How do we differentiate between self –respect and ego? This is a question I come across quite often among my students and colleagues? The dividing line is thin, but not very blurred. When the cause for which we work gets hurt because of our supposed hurt or annoyance, we are perhaps inflating ego. When we protest constructively against real injustice, not just perceived, we are feeding our self-respect. True self-respect doesn’t get hurt easily because hurts are scars we allow others to hurl at us. Self-respect is from within and has no external reference point. One does not have more or less self-respect compared to others. One can have larger or smaller ego compared to others. After all, how do achievers who make breakthrough manage to deal with so many inflated ego feeders and yet not deflect from their path. They forgive and move forward. Knowing that any act otherwise will mean stoppage or diversion in the journey. It will give importance to those who don’t perhaps deserve such a slice of one’s precious life force. Sometimes, I have seen mature people beginning with ego, moving on to self-respect plane and then further evolve into a forgiving, forgetting and feather like light hearted carriage of their spirit in the journey ahead. The lightness is the test. If one feels light after a struggleful negotiation, can paint, dance sing a song or laugh about silliness of life, then one has gotten over the hump.

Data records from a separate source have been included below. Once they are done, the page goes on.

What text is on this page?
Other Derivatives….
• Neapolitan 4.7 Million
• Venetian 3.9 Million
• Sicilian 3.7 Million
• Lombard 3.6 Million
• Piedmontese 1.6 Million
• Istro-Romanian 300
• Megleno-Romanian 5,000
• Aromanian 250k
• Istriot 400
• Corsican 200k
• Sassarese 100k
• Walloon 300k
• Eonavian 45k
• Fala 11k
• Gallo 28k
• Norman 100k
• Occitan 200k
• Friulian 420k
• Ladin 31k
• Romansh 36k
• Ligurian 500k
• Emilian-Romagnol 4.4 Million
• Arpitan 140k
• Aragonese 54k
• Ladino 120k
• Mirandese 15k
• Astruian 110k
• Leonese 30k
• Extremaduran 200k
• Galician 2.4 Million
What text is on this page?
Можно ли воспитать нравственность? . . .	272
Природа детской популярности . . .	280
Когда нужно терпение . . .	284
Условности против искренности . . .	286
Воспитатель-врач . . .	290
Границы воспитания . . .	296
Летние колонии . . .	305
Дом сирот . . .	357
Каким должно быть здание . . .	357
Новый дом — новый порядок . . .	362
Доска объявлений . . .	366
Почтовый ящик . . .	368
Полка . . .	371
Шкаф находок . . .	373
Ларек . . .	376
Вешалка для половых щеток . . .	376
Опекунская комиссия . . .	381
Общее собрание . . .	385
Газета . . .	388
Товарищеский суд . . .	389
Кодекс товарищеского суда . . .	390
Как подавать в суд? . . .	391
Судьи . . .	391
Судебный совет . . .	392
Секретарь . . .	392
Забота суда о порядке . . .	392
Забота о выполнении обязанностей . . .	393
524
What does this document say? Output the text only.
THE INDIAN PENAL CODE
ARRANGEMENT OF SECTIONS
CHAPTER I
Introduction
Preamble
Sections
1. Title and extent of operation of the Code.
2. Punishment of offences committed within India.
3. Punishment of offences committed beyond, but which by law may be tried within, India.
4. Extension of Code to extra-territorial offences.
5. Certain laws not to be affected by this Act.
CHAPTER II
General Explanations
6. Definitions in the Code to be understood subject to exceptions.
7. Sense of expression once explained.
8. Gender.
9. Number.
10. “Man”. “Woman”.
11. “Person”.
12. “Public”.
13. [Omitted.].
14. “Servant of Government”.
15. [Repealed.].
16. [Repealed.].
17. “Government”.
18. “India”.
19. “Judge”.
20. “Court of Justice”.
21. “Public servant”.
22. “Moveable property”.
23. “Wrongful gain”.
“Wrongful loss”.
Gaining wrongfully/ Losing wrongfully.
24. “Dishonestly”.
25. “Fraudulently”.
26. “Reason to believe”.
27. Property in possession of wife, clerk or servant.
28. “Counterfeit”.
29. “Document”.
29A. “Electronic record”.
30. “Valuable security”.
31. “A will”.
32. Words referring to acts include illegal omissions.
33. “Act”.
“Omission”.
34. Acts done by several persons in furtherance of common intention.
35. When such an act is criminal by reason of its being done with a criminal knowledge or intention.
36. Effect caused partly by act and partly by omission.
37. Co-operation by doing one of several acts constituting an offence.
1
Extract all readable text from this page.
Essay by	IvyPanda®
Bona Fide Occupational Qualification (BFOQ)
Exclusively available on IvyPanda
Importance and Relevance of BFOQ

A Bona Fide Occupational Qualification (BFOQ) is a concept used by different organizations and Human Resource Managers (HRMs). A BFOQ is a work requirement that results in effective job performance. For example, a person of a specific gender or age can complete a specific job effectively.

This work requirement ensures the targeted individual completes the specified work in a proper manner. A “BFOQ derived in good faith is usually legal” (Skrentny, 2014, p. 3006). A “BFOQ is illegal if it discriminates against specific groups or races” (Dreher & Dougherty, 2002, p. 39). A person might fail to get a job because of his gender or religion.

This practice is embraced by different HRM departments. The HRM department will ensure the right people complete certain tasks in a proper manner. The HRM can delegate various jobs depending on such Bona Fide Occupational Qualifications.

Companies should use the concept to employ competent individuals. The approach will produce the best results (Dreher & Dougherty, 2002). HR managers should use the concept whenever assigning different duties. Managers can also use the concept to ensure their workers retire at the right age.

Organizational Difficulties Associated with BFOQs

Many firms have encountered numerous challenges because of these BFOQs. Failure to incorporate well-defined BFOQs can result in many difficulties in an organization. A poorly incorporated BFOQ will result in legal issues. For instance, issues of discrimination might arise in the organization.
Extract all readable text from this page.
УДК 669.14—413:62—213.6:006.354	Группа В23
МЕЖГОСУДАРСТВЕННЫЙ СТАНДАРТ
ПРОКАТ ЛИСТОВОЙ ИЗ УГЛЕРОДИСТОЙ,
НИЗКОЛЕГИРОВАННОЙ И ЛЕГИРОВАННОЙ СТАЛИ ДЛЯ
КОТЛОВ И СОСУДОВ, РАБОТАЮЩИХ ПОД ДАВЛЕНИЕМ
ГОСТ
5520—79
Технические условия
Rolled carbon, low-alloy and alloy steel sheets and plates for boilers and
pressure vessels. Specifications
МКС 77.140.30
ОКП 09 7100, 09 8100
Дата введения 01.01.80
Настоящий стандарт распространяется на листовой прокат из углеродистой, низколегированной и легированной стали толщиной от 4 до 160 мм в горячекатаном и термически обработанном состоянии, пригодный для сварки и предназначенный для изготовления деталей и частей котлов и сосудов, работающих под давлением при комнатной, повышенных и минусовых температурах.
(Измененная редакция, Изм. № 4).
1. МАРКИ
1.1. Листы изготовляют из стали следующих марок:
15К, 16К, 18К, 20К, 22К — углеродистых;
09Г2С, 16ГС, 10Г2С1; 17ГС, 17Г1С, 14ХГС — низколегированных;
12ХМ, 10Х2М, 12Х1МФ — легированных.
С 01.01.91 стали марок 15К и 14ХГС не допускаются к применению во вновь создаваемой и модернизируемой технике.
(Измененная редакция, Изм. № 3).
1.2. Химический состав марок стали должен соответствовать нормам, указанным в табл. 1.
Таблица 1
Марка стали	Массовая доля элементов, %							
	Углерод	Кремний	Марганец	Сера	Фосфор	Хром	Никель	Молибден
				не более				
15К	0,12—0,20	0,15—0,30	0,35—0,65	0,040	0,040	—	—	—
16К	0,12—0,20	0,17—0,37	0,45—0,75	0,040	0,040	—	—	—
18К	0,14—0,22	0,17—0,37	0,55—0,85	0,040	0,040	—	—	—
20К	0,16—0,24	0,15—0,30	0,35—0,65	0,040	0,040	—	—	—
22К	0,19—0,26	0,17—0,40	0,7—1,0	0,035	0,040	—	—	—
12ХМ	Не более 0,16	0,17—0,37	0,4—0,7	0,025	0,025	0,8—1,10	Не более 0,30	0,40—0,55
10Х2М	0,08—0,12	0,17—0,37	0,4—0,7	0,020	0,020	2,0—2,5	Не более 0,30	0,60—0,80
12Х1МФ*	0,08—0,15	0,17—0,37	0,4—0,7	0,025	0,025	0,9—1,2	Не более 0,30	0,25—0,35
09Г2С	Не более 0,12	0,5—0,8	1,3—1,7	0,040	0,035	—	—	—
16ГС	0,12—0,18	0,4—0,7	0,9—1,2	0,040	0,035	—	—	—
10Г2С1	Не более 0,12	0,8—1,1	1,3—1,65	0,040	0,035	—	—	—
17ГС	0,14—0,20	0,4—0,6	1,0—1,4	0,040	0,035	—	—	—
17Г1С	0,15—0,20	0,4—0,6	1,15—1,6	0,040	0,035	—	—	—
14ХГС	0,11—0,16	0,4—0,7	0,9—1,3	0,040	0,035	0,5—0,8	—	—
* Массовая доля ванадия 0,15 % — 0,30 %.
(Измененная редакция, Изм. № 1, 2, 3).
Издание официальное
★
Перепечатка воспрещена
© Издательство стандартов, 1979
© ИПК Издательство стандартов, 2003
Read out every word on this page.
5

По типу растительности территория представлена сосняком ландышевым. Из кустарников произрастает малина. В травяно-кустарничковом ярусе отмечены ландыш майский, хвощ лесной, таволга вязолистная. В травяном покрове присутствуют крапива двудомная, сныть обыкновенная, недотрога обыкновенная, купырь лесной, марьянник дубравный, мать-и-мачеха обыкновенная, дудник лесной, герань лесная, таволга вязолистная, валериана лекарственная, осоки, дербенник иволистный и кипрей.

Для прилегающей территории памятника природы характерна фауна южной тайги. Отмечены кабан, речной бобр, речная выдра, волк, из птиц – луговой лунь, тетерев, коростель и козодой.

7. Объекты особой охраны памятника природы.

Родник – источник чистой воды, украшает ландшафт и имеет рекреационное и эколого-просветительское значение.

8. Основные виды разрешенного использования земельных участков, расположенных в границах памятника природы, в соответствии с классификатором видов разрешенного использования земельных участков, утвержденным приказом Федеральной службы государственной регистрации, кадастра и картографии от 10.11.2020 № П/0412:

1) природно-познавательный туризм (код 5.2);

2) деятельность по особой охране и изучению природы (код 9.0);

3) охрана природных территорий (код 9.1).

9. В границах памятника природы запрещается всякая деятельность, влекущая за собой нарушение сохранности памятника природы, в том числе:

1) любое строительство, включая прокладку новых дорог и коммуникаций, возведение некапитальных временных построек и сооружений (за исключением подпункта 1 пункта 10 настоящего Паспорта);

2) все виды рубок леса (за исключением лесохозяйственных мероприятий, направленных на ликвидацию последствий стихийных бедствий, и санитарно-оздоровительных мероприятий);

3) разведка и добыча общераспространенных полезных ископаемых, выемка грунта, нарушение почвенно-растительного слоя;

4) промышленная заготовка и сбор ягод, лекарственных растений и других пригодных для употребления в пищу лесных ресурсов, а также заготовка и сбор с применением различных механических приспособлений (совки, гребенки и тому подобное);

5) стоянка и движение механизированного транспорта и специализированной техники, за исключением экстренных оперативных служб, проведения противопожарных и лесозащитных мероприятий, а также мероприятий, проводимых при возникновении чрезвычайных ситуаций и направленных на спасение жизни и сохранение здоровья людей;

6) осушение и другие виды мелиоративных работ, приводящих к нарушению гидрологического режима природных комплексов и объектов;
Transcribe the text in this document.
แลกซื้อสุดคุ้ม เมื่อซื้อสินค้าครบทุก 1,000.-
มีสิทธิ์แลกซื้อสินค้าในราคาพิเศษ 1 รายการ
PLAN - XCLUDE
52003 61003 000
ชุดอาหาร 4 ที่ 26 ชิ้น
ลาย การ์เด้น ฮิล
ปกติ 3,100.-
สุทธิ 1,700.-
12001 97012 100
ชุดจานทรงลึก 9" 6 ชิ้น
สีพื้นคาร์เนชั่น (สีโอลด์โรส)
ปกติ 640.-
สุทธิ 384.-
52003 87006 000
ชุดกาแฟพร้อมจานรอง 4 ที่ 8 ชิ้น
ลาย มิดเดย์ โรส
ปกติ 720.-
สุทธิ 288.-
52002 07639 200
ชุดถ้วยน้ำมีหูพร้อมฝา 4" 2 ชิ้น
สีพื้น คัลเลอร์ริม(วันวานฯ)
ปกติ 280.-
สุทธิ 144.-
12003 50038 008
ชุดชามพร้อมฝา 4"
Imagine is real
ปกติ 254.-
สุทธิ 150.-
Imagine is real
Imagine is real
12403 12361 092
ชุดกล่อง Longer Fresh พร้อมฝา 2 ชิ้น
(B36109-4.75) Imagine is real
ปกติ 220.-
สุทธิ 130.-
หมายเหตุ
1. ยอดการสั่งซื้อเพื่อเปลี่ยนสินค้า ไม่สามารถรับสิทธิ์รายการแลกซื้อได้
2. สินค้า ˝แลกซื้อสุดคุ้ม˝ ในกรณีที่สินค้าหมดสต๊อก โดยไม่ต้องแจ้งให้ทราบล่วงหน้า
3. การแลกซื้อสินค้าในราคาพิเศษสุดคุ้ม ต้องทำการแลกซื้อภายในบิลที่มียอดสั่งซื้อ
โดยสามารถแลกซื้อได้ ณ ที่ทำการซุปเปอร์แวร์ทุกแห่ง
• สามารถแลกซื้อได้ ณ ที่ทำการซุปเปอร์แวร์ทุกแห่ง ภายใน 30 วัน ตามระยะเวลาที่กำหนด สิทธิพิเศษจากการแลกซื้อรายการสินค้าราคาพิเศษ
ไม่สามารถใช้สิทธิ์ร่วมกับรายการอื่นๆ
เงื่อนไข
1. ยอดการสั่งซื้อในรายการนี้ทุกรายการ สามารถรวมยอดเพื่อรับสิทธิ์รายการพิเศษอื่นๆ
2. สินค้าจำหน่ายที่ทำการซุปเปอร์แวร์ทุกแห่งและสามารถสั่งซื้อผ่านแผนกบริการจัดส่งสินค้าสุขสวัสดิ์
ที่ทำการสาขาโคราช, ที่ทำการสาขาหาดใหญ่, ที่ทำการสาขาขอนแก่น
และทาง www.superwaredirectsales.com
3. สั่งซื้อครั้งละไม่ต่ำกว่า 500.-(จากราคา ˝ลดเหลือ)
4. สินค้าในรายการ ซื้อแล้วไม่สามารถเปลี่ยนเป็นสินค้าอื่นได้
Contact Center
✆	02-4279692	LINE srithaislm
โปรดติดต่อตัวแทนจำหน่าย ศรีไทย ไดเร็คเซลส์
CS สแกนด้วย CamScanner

I have seen so many young and not so young colleagues in public life and small social circles hurting themselves by not being able to get over their wasteful ego, the ends and the means are confused. We let the final goal suffer because the means to achieve that are not in consonance with the spirit we may cherish. Some get away from the scene and thus let things take their own course. Too much possessiveness over an idea or initiative may hinder its growth. Ideas have their life, not all ideas always grow as we design or conceive them. Sometimes, the larger purpose is lost. But many other millstones are achieved. If people who run those enterprises can be satisfied with seemingly trivial or less significant achievements, one has to take that in one’s stride. Thats how societies get trapped in morass of mediocrity. We change the metrics of measurement rather than asking ourselves whether we should question our assumptions. I have seen so many institutions going through such a phase in their life cycle. I have reflected on some of the dilemma of inter-twining of personal and professional values while building new social movements and institutions. The book, ‘Grassroots Innovations: mind on the margin are not marginal minds’ ( New Delhi: Penguin Random House) has recently come out. I will reflect on it in weeks. But till then, the limited point I want to make is that my confessions of my ignorance did not come in the way of trying new ideas. Innovators also have to soothen their egos, recalibrate their self-respect. If they don’t do that, then they remain caught in designs that may or may not meet the societal needs in true sense. They feel frustrated and society remains deprived of a potentially a great idea, all because feedback from critics could not be accommodated. Let us reflect on this dilemma. What is important, an idea growing in ideators’ hand or like a bird, which does not stay in the nest she weaves far too long, fly away? This was the theme on which the recent Honey Bee Newsletter cover was designed by Anamika ( see figure).
But let me play a discordant note. Ideas do have a life of their own. They don’t belong to the ideator alone. Once in action, they acquire an autonomous destiny shaped by the drivers of the system. That’s the way it should be, no point in complaining that the new direction is not in line with what original ideator thought about. Such dissonance causes avoidable pain. What should one do, get busy with other ideas, more exciting and more meaningful. More opening of furrows may not lead to deepening of an existing furrow. That is true. But then not all seeds need deep furrows. Some seeds sprout even when thrown or scattered on the ground, isn’t it. Scatter the ideas, let these sprout in new grounds, where shade of even a benevolent tree may not come in the way of the search for sun light, a slice of one’s own sky.